Ambition and Naïvete

The film begins with an animation of a beetle trying and failing to climb up a wall. The small footsteps, like the pitter patter of grains being dropped onto a table, set the stage for the kind of sounds we hear throughout the movie. They’re subtle, minimalist, they evoke the sense of quiet and awkwardness that permeates throughout the characters in the movie. They are confident in the abstract but totally lost in society.

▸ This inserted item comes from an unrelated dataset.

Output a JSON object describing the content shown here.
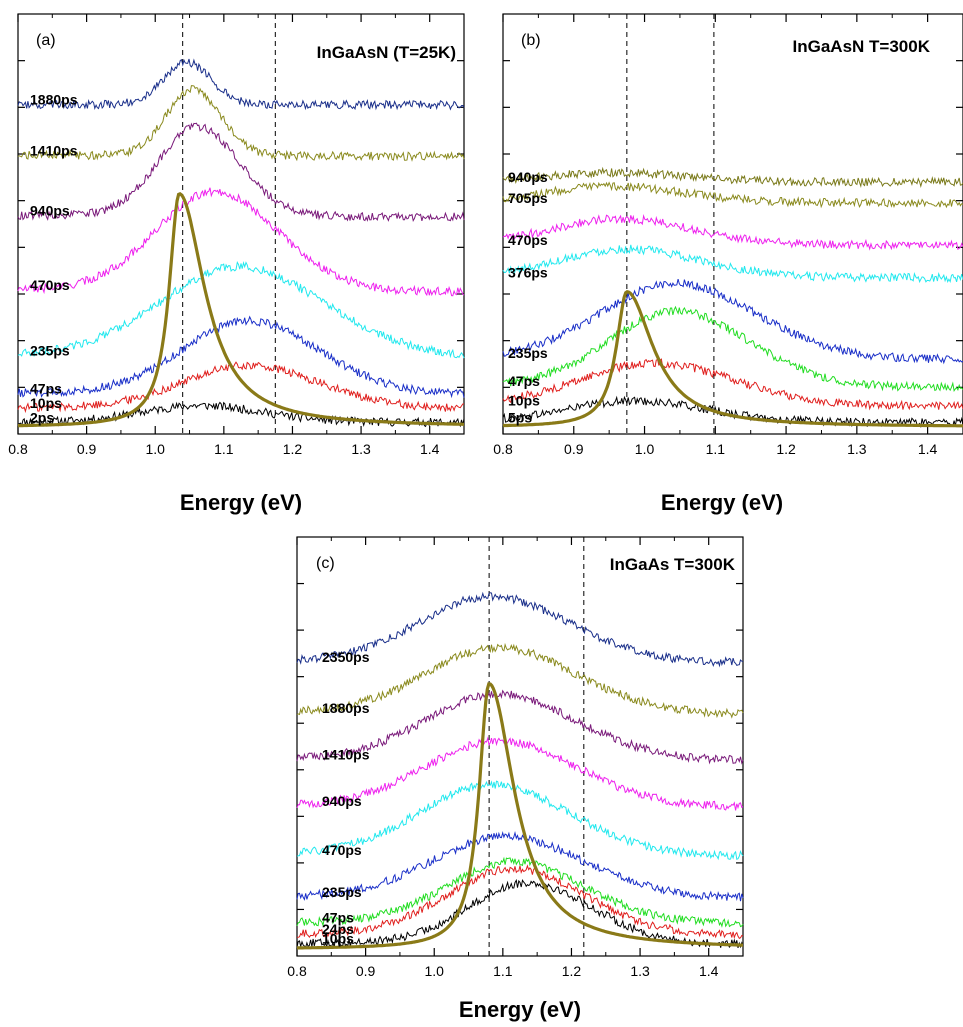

source: Memento International

Many of the elliptical conversations that occur in the film about art are deliberately meant to evoke the idea of “word vomit”. These are college kids after all, with grandiose ambitions about what they could potentially become and at the same as naïve and jaded as ever. I remember being in college and the most accurate statement I heard about it was walking down drunkenly in downtown hearing a man saying to a group of my rowdy drunk compatriots “you’re living in a fake world right now but you’ll soon get to the real one.”

Resisting Motion

It was certainly a corny and uncalled for comment, we were just having fun, but being about 15 years removed from then, I get it. Liu’s film doesn’t have much music other than when Nino Rota’s score from The Godfather briefly plays or when a college girl is practicing her piano piece. The dissonance between characters is emphasized through long pauses and silence within the movie. This is coupled with Liu’s distinct animation that resists motion. Instead it revels in abruptness and subtlety. The voice cast also does a remarkable job and features a few famous filmmakers including Jia Zhangke and Bi Gan.

Conclusion:

The deliberate choices to pick artists to voice these college kids seem to lend to the idea that like Liu, many other successful artists in China come from the same place of doubt, unknowing, and fumbling imposter syndrome. Art College 1994 resists nostalgia by making clear that college is a time of aching intellectual embarrassment. These characters are painful in the way they are relatable, totally without a clue, but talking anyway, trying to see if any of the words that they blurt out end up forming an idea.

Art College 1994 released in select U.S. theaters on April 26, 2024.